Le zanzare, hanno una riproduzione sessuata interna, in cui il maschio deposita lo sperma direttamente all'interno della femmina, che lei accumulerà nella spermateca e che utilizzerà per una fertilizzazione continuata degli ovuli. Un aspetto curioso della riproduzione delle zanzare è che esse inscenano un corteggiamento, che vedremo nel dettaglio nel seguente paragrafo.

Come si riproducono le zanzare?

Per la fase del corteggiamento che sfocerà nella riproduzione, alcune specie di maschi creano degli sciami nei quali volano in tutte le direzioni per attrarre le femmine. Invece altre specie non formano questi raggruppamenti, ed il contatto è direttamente tra due individui. Quando si formano gli sciami le femmine si avvicinano e scelgono il maschio per l'accoppiamento, che avverrà lontano dal gruppo e ha una durata di meno di un minuto.

Leggete il nostro articolo 'i vari tipi di zanzara'


I maschi possono inseminare varie femmine, mentre queste ultime sono monogame, e quindi si accoppiano con un solo maschio. Questo accade perché il maschio, dopo averla inseminata, secerne una sostanza che inattiva sessualmente la femmina per il resto della sua vita, per cui non sarà più fertile. I maschi muoiono pochi giorni dopo la fecondazione, viceversa le femmine dovranno alimentarsi per ottenere le sostanze per sviluppare le uova; nel caso delle ematofaghe, cercheranno direttamente un animale o una persona per dare luogo ad una ovogenesi.

Come nascono le zanzare?

Le zanzare depongono le uova, che sono state previamente fecondate dai maschi all'interno della femmina. Dopo essersi alimentata, la femmina inizia il processo di ovogenesi ossia lo sviluppo delle uova e la deposizione avverrà tra i due ed i 4 giorni dopo l'assunzione di sangue, nel caso delle zanzare ematofaghe.

Più avanti lo sviluppo embrionale che avviene dentro l'uovo, in condizioni ambientali ottimali, genera delle larve dopo circa 2-4 giorni. Successivamente, si passa alla fese della pupa, dove avverrà la metamorfosi che porterà all'individuo adulto.

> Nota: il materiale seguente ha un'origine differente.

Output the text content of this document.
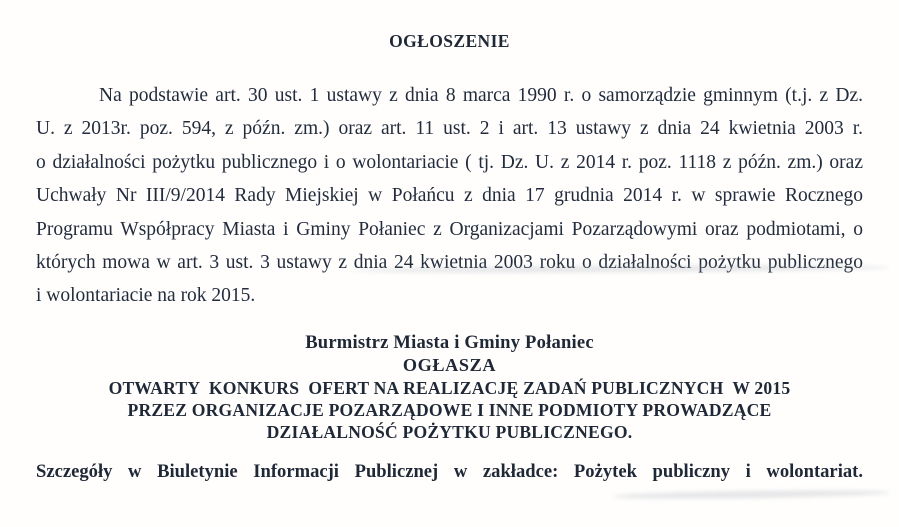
OGŁOSZENIE
Na podstawie art. 30 ust. 1 ustawy z dnia 8 marca 1990 r. o samorządzie gminnym (t.j. z Dz.
U. z 2013r. poz. 594, z późn. zm.) oraz art. 11 ust. 2 i art. 13 ustawy z dnia 24 kwietnia 2003 r.
o działalności pożytku publicznego i o wolontariacie ( tj. Dz. U. z 2014 r. poz. 1118 z późn. zm.) oraz
Uchwały Nr III/9/2014 Rady Miejskiej w Połańcu z dnia 17 grudnia 2014 r. w sprawie Rocznego
Programu Współpracy Miasta i Gminy Połaniec z Organizacjami Pozarządowymi oraz podmiotami, o
których mowa w art. 3 ust. 3 ustawy z dnia 24 kwietnia 2003 roku o działalności pożytku publicznego
i wolontariacie na rok 2015.
Burmistrz Miasta i Gminy Połaniec
OGŁASZA
OTWARTY  KONKURS  OFERT NA REALIZACJĘ ZADAŃ PUBLICZNYCH  W 2015
PRZEZ ORGANIZACJE POZARZĄDOWE I INNE PODMIOTY PROWADZĄCE
DZIAŁALNOŚĆ POŻYTKU PUBLICZNEGO.
Szczegóły w Biuletynie Informacji Publicznej w zakładce: Pożytek publiczny i wolontariat.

Le zanzare quindi sono organismi che hanno un ciclo riproduttivo in 4 fasi. Uovo, larva, pupa, adulto. Andiamo a vedere nel dettaglio ciascuna fase.

Fase 1: Uovo

Una femmina può depositare tra le 50 e le 200 uova circa, per cui la loro strategia fecondativa è buona, e da la possibilità di generare una grande quantità di individui. Questa è una caratteristica peculiare di tutti gli insetti.

Le zanzare possono deporre le uova in vari modi, che si possono dividere in 3 macro gruppi:

  1. Individualmente nell'acqua
  2. In gruppi che galleggiano sull'acqua
  3. Su superfici che si inondano in maniera regolare. Questo ultimo caso è quello che corrisponde a specie che producono uova che possono resistere fino ad un certo punto all'assenza di acqua, ma che alla fine ne hanno bisogno, come tutte le larve che sono acquatiche.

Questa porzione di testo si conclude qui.